We would be happy to share whatever information that we have. If you have questions about your meds, just post a note with whatever questions that you have and we will be happy to try to answer them.

[Rustsmith]

Monday, July 19

Welcome to

Roxana, who is searching for a diagnosis for this strange condition affecting her legs, her fatigue and mood. She discovered RLS and wishes to find out more.

The diagnosis of RLS is done through a series of questions asked by your doctor. To see the questions, take a look at http://irlssg.org/diagnostic-criteria. If you have any questions, please feel free to ask.

[Rustsmith]

Tuesday, July 20

Welcome to

DonHall, who has suffered from RLS for about 20 years. It progressed from his legs to his shoulders about 10 years ago. He uses 2.0 mg of Mirapex every evening. The Mirapex is now not holding and by about 5am he is flaring again.

You are experiencing augmentation from the Mirapex. The FDA approved max dose for treating RLS is 0.5mg, one quarter of what you are taking.

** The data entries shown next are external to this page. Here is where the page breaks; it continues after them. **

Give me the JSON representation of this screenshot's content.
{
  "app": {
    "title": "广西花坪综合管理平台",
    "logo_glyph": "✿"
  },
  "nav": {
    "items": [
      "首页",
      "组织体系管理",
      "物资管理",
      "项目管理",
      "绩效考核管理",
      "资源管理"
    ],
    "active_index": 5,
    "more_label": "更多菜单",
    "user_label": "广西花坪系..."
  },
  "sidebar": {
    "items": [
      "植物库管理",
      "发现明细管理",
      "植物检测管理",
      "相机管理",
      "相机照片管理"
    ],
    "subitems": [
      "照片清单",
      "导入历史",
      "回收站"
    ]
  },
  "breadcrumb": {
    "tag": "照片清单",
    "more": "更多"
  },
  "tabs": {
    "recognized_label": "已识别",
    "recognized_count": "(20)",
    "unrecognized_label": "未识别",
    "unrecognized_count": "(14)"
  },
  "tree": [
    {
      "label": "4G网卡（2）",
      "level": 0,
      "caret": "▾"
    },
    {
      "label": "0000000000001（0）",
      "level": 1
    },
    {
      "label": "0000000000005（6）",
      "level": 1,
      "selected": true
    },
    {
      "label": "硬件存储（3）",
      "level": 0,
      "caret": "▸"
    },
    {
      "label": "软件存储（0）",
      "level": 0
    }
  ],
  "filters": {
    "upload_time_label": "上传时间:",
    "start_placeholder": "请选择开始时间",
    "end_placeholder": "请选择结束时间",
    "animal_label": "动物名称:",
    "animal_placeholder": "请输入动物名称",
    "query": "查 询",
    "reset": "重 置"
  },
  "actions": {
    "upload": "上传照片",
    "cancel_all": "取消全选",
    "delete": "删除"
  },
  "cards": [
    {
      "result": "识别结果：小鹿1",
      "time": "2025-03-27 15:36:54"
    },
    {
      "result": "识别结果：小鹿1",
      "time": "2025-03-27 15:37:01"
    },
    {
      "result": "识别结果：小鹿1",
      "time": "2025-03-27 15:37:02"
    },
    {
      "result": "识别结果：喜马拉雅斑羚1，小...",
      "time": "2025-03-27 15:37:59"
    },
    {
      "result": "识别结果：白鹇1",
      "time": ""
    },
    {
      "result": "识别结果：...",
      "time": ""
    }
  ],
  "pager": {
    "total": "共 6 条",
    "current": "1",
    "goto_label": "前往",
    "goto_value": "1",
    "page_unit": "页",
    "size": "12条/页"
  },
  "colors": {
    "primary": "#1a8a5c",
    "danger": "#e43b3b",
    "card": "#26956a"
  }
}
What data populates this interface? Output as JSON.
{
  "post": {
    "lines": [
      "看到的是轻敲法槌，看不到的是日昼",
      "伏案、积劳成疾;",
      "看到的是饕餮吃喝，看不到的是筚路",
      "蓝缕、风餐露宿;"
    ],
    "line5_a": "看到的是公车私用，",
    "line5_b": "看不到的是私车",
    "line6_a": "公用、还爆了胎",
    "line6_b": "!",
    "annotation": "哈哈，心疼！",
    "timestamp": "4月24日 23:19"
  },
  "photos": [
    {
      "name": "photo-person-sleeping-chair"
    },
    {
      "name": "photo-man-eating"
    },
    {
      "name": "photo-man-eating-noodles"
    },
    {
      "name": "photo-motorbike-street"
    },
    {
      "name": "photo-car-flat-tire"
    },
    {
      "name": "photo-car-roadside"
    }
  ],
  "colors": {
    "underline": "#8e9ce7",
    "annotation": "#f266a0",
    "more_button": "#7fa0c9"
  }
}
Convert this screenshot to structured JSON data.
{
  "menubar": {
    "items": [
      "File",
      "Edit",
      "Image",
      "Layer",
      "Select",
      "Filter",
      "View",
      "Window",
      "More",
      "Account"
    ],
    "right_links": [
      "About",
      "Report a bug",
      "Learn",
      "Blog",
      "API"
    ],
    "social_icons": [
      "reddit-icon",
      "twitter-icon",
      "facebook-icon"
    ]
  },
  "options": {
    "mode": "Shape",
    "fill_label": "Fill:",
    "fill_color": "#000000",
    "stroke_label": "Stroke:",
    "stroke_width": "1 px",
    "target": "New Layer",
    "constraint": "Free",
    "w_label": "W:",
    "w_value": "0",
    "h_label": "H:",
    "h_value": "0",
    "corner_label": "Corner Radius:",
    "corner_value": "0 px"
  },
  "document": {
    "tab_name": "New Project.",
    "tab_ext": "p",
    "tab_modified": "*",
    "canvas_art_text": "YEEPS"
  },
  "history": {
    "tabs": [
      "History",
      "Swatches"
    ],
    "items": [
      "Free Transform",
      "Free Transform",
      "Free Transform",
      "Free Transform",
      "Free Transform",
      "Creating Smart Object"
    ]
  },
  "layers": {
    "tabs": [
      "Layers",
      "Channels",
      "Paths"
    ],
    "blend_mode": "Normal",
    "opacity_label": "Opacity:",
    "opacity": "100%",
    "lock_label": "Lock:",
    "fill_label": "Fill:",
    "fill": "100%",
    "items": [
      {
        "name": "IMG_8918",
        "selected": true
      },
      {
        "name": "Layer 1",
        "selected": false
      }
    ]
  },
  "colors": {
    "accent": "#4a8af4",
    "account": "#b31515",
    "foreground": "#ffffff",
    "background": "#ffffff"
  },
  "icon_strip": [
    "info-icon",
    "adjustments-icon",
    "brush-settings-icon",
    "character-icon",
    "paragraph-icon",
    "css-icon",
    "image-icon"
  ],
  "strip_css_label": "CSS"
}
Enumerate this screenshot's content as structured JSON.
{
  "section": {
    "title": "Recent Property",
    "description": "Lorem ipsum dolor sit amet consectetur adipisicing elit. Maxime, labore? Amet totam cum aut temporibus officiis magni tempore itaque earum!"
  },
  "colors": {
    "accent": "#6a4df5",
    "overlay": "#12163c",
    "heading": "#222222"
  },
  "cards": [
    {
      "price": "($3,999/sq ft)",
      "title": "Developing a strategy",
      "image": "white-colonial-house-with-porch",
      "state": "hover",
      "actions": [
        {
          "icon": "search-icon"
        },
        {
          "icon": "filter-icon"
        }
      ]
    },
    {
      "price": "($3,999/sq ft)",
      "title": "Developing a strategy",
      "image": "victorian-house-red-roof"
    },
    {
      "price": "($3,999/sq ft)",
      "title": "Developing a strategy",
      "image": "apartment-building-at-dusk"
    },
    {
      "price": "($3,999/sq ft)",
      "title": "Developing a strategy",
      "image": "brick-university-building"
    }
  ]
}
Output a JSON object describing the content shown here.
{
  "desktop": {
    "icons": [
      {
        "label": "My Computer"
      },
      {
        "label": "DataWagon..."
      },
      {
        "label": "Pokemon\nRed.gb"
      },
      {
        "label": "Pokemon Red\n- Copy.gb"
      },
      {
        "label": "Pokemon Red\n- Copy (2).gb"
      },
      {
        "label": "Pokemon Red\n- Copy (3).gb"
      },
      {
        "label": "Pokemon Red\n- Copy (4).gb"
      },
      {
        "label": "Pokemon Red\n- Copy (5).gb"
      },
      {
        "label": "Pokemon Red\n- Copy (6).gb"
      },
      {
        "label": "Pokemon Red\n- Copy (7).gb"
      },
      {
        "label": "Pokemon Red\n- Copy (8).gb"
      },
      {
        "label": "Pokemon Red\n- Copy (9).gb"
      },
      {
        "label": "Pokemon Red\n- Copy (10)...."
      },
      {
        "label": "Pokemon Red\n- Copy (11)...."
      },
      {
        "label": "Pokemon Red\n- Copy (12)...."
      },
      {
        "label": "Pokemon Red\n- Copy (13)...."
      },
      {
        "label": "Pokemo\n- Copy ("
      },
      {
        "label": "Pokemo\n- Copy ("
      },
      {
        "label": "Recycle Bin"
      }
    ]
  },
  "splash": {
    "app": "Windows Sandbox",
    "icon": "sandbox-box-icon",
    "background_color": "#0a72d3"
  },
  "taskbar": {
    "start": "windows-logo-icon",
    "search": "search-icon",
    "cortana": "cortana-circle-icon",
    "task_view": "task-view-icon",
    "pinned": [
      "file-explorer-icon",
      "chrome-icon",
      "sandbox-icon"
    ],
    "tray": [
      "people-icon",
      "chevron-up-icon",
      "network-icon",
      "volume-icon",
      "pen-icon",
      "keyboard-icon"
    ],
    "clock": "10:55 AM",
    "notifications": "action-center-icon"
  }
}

You need to find a neurologist who understands treating RLS to help you get off of the Mirapex. This is not a med that you can just stop taking, especially from the dose that you are currently on. The experience of getting off is going to be difficult, but can be done. Most of those of us here have been through the process of switching, so it can be done. If you have any questions after looking through our forum on Augmentation, please post them so that we can help support you through this journey.

[Rustsmith]

Friday, July 23

Welcome to

Anovicz, who has been suffering with RLS for as long as Anovicz can remember, probably since birth. 50 years later…. Anovicz is looking for a cure.

Sorry, but no cures - Yet. But there are treatments that last and that don't end up in augmentation. If you have any questions, just ask.

[Rustsmith]

Sunday, July 25

Welcome to

RIck421, who has had RLS since he was a young kid. He is now 56. It was only just a few years ago he learned about RLS. He never knew what was wrong for years. He has it so bad now that it’s even in his arms and chest so he barely get a couple hours of sleep most nights. So it’s getting tough to maintain.

Are you currently taking a dopamine agonist (Requip, Mirapex or Neupro)? Symptoms moving into the arms can be a sign of augmentation if you have been taking any of these meds for a while. But it can also happen as a natural progression of severe RLS if you are not currently on any of these meds. If you have any questions, especially about augmentation, just post a note and we will do our best to help you out.

[Rustsmith]

Monday, July 26

Welcome to

bks429, who wants to hear how others deal with RLS: physically and mentally.

Hopefully you have already found much of the information that you are looking for. If there are specific things that you would like to find out about, just ask.